A epistemologia empregada para sua construção foi a qualitativa, tendo como base a concepção fenomenológica de pesquisa, que busca desvelar os sentidos contidos nos discursos dos atores envolvidos. Dessa forma, buscou-se descrever os sentidos atribuídos pelos sujeitos ao processo vivenciado.
Turato (2005) descreve o método qualitativo como aquele que busca compreender como o objeto de estudo se manifesta. Segundo este mesmo autor, a pesquisa qualitativa busca compreender o processo pelo qual os sujeitos constroem os significados das coisas (fenômenos, manifestações, ocorrências, fatos, eventos, vivências, ideias, sentimentos, assuntos) e de que maneira descrevem esses significados
A pesquisa fenomenológica parte da compreensão do viver e não de definições ou conceitos, e é uma compreensão voltada para os significados do perceber, ou seja, "para expressões sobre as percepções que o sujeito tem daquilo que está sendo pesquisado, as quais se expressam pelo próprio sujeito que as percebe", segundo Martins e Bicudo (2002, p.93). Esta compreensão, que orienta a atenção para aquilo que se vai investigar, é advinda, segundo Masini (2000, p. 62) da "(...) volta ao mundo da vida, no confronto com o mundo dos valores, crenças, ações conjuntas, no qual o ser humano se reconhece como aquele que pensa a partir desse fundo anônimo que aí está e aí se visualiza como protagonista nesse mundo".
Para a realização da pesquisa foi feita revisão bibliográfica da produção referente à temática; anotações em diário de campo, oriundas de acompanhamento de vivências artísticas no território e pesquisa de campo, que foi desenvolvida durante dois meses, através de entrevista semi-estruturada, para análise e discussão.

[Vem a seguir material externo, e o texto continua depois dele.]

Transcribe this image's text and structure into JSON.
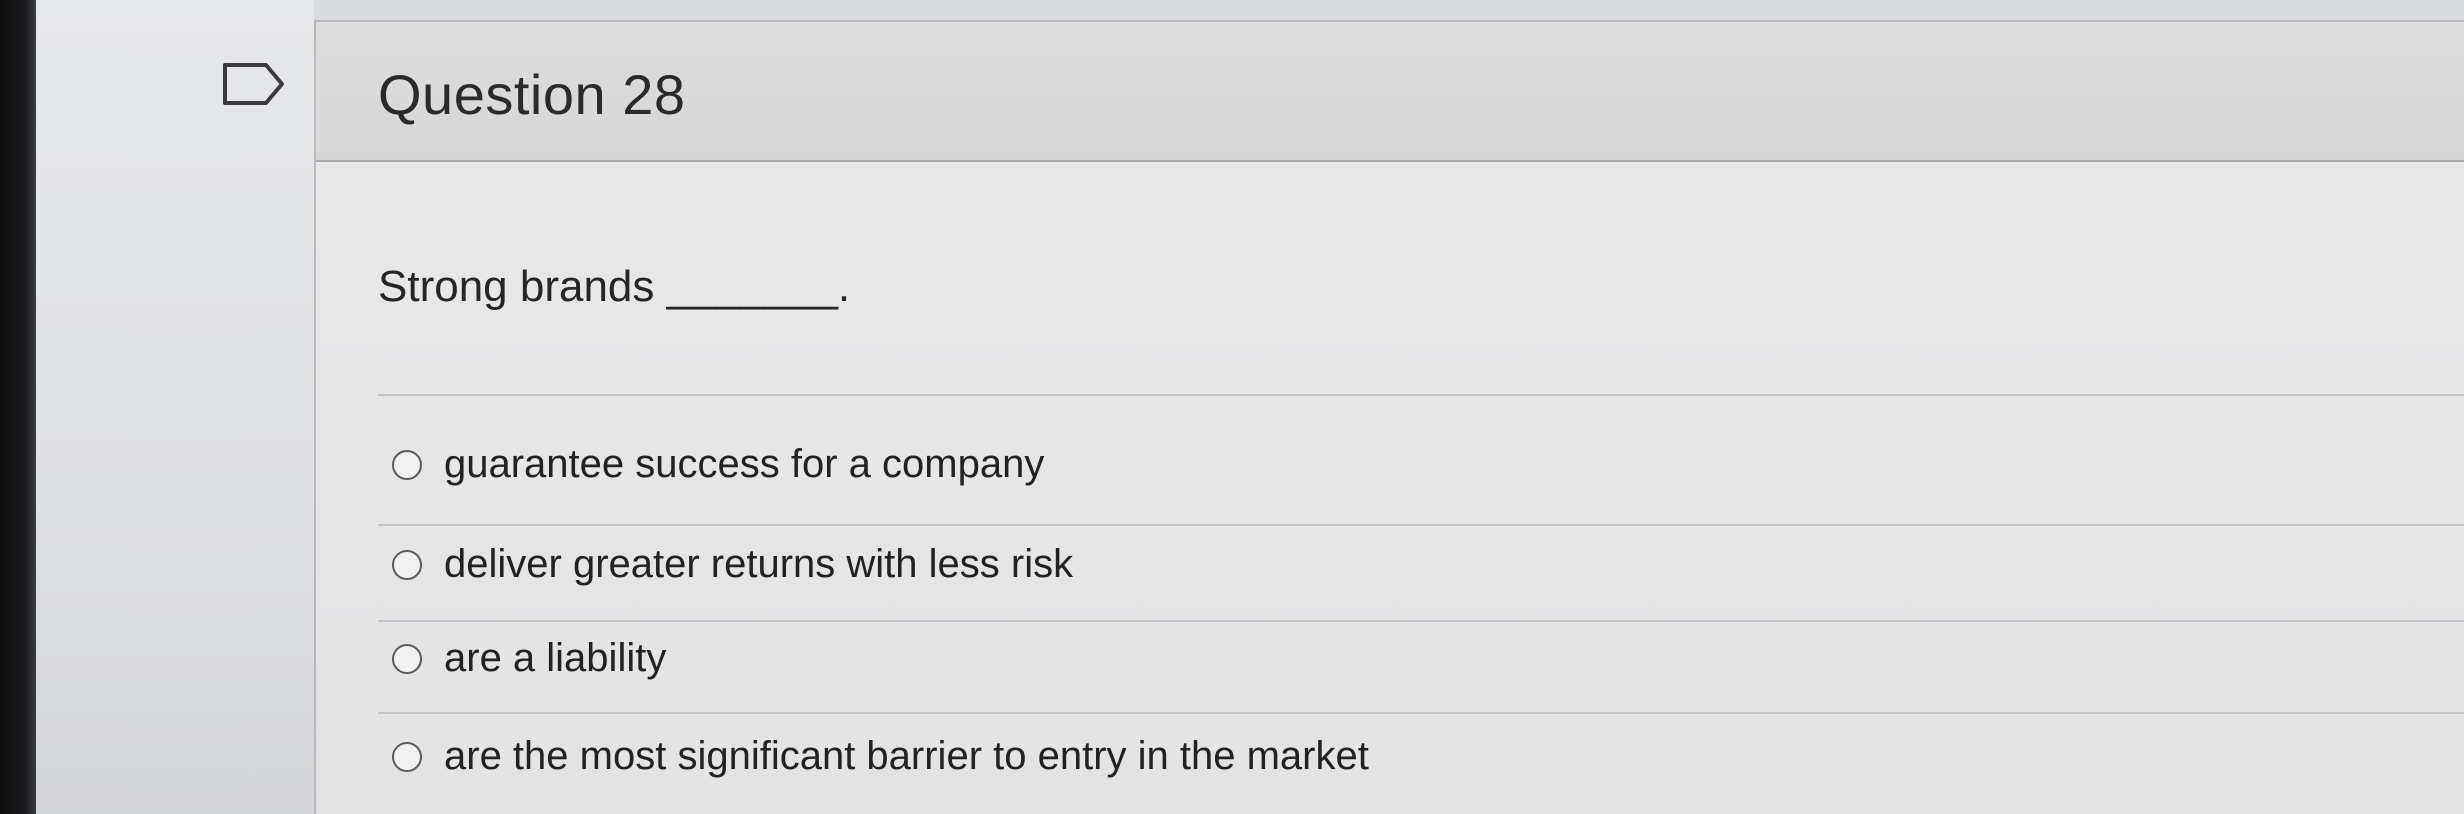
{
  "question": {
    "title": "Question 28",
    "prompt": "Strong brands _______.",
    "options": [
      {
        "label": "guarantee success for a company"
      },
      {
        "label": "deliver greater returns with less risk"
      },
      {
        "label": "are a liability"
      },
      {
        "label": "are the most significant barrier to entry in the market"
      }
    ]
  },
  "icons": {
    "flag": "flag-icon",
    "radio": "radio-button-icon"
  }
}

A coleta de dados foi realizada no Centro de Atenção Psicossocial (CAPS) IIIGrão Pará e no Centro de Atenção Psicossocial (CAPS) Amazônia, ambos em Belém, que são considerados, dentro da rede de Saúde Mental os dispositivos substitutivos ao hospital psiquiátrico. Constituem instituições voltadas à assistência de usuários do Sistema Único de Saúde (SUS), vinculados à Secretaria de Estado de Saúde Pública.
A pesquisa foi realizada com 6 usuários, sendo 3 do Centro de Atenção Psicossocial Grão Pará e 3 do Centro de Atenção Psicossocial Amazônia, que participam de grupos voltados a atividades artísticas realizadas em espaços públicos.
A coleta de dados foi realizada através de uma entrevista semi-estruturada (Apêndice b), contendo 1 0 perguntas. Foi elaborado um roteiro aberto para a entrevista, onde no decorrer de sua realização foi realizada a inclusão de novas perguntas, como objetivo de esclarecer respostasanteriormentereferidas.
A análise dos dados foi feita de forma qualitativa por meio de Análise do Discurso, procurando compreender a subjetividade de cada sujeito dentro do processo proposto, a partir da análise de suas falas. Segundo Rocha e Deusdará (2005, p. 315):
Um enfoque discursivo procura evitar a mera busca de uma realidade subjacente a determinadas produções de linguagem, ciente que toda atividade de pesquisa é uma interferência do pesquisador em uma dada realidade.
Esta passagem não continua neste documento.